During these years, pot busts averaged more than 700,000 a year nationwide, setting a record in 2007 at 873,000—775,000 for possession and the rest for sale and cultivation. New York City averaged 40,000 arrests a year between 2002 and 2011. Atlanta and Baltimore had even higher arrest rates. By 2008, black people, 12% of the U.S. population, were almost one-third of those busted for pot. In predominantly white cities such as Boston, Minneapolis, and Charlotte, N.C., more than half the people arrested were black.

The President Who Did Inhale

Barack Obama, the nation’s first black President, prompted wishful thinking among pot-smokers as well; when asked if he’d inhaled, he answered, “That was the point.” Obama had also written sympathetically in his 1995 autobiography, Dreams From My Father, about a high-school friend in Hawaii getting busted for pot.

Initially, that didn’t translate into policy. In 2010, the Obama administration openly opposed California’s Proposition 19, an initiative for full legalization that won 46% of the vote. It harassed medical-marijuana dispensaries more intensely than Bush did, threatening landlords with forfeiture of their buildings. A series of raids in 2012 decimated “Oaksterdam,” Oakland’s cluster of dispensaries and related businesses. Washington Gov. Christine Gregoire vetoed a bill to license medical-marijuana growers and dispensaries after federal prosecutors warned her that the workers administering the regulations could be prosecuted.

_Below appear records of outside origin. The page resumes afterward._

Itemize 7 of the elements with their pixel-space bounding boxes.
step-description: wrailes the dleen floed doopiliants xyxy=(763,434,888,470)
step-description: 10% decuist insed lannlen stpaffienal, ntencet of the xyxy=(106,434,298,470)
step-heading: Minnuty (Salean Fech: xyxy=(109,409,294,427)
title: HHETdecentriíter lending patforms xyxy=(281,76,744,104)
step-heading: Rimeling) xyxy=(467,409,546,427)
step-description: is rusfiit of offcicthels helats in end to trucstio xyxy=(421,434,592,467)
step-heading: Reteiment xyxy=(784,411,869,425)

That changed in 2012 when Colorado and Washington voters legalized cultivation and sales for recreational use by adults. With Colorado a swing state, Obama, who needed young voters to win re-election, was conspicuously silent. The next year, Deputy Attorney General James Cole issued a memo telling federal prosecutors they had better things to do than go after legal marijuana businesses under state law.

Voters in Oregon, Alaska and Washington, D.C. backed legalization in 2014, and the 2016 election saw four more states—California, Maine, Massachusetts and Nevada—pass initiatives to allow the sale of marijuana to adults. California, where Proposition 64 won by almost two million votes, was the biggest victory of all. Medical marijuana also broke through in the South, with Florida and Arkansas voting to legalize it.

Prohibition in the Age of Trump

But 2016 also saw the election of Donald Trump, a loudmouthed multi-millionaire whose family fortune came from renting whites-only apartments, as President. He lost the popular vote by almost three million, but carried enough states to score a victory in the Electoral College.

Trump, the first President in almost 25 years who’s never used marijuana, prompted some wishful thinking among pot-smokers because he’d previously said he thought medical use should be left up to the states. However, his choice for Attorney General, former Alabama senator Jeff Sessions, is a hardline prohibitionist who denounced the Obama administration’s cannabis policies as dangerously soft, and in 1986 remarked that he thought the Ku Klux Klan “were OK until I found out they smoked pot.”

Trump promoted himself as a “populist,” but aside from egomania and greed, two of the core aspects of his personality are authoritarianism—particularly the belief that any problem can be simply solved by bullying the designated villain—and racism, the two psychological building blocks of the War on Drugs.

If he and Sessions choose to re-escalate the war on marijuana, will they be able to take out the eight states that now allow adult use, the more than 30 that allow medical use and the industry that’s grown up to supply it? How much are they likely to try?

The bookies in Las Vegas haven’t set odds on that.